Many are in horror and avoid writing into books but actually, from the years of working as a translator, I felt the need to add my own marks to the books I translated and read and this never left me. I just think this could be a way to engage more deeper with what we read and making sense of it but also start a dialogue and debate with the material, the story. Don’t know if anybody else feels like this.

Another similar example, is the picture book Mophead by Selina Tusitala Marsh. What a powerful story that is. This book was gifted to me by Paul Stacey, the Executive Director of Open Education Global at the recent Open Education Global conference in Milan in November. How did he know that this story would touch my heart? Paul didn’t even know that I was on a creative writing course and write picture book stories…

What this module also helped me to see, is that the stories that I wrote are more poems than prose.
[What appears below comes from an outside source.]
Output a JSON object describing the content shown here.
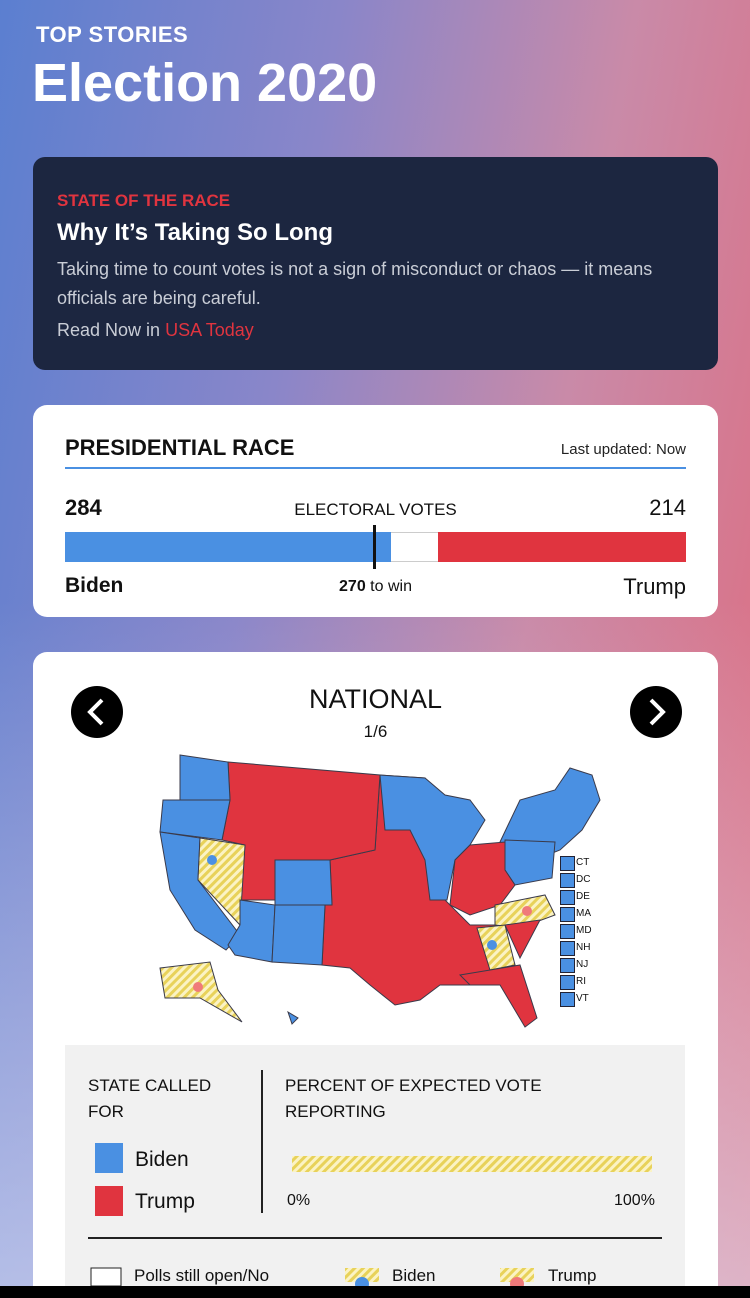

Maybe there are poetic stories. I definitely need to work more on them. To break free from tradition a little bit more, to make them exciting textually and visually as well, but beyond the classic or traditional text and illustration arrangements. Ali (2013, 4) says characteristically

“Writing is a way of thinking, the poem itself offers the best form of structure. It invents its own rules under the making: Neither line, nor form, nor diction or syntax is taken for granted by the writer. It is an anarchic piece of text that lives between boundaries.” (Ali, 2013, 4)

The story in a box I created for the first assignment, my interpretation of an existing  picture book as an act of uncreative writing is perhaps such an example, but also the board game I developed earlier in another module based on a picture book story. I had the opportunity to mix in crafting, which was an interesting addition and added a very different feel and dimension to the final output but also to the process of making the box and what was in it and the arrangement of the story and artefacts. A story does not need to be told or shared in a 2 dimensional artefact, the traditional book format.

During this module it was fascinating to see where we were all taking the materials we immersed ourselves. We experimented in very different ways. It was really insightful and refreshing.

Both assignments have been submitted (I think we are getting feedback for the first one next week). I  am waiting patiently for feedback and marks, while at the same time I will start thinking about a possible final project over the Christmas holidays. Just random thoughts in my head at the moment but something will emerge, I am sure. Something that will stretch me further. Something that will challenge me. Maybe a series of short poems or stories inspired by Lydia Davis but for children where the protagonists are neither humans nor animals… what could they be?

Thank you to both my tutors, Judy and Scott, on this module and the whole programme team as well as my peers for their valuable input and support.

References

Ali, K. (2013) Genre-Queer: Notes Against Generic Binaries. In: Singer, M. and Walker, N. (eds.) Bending Genre: Essays on Creative Nonfiction. London: Bloomsbury Academic & Professional.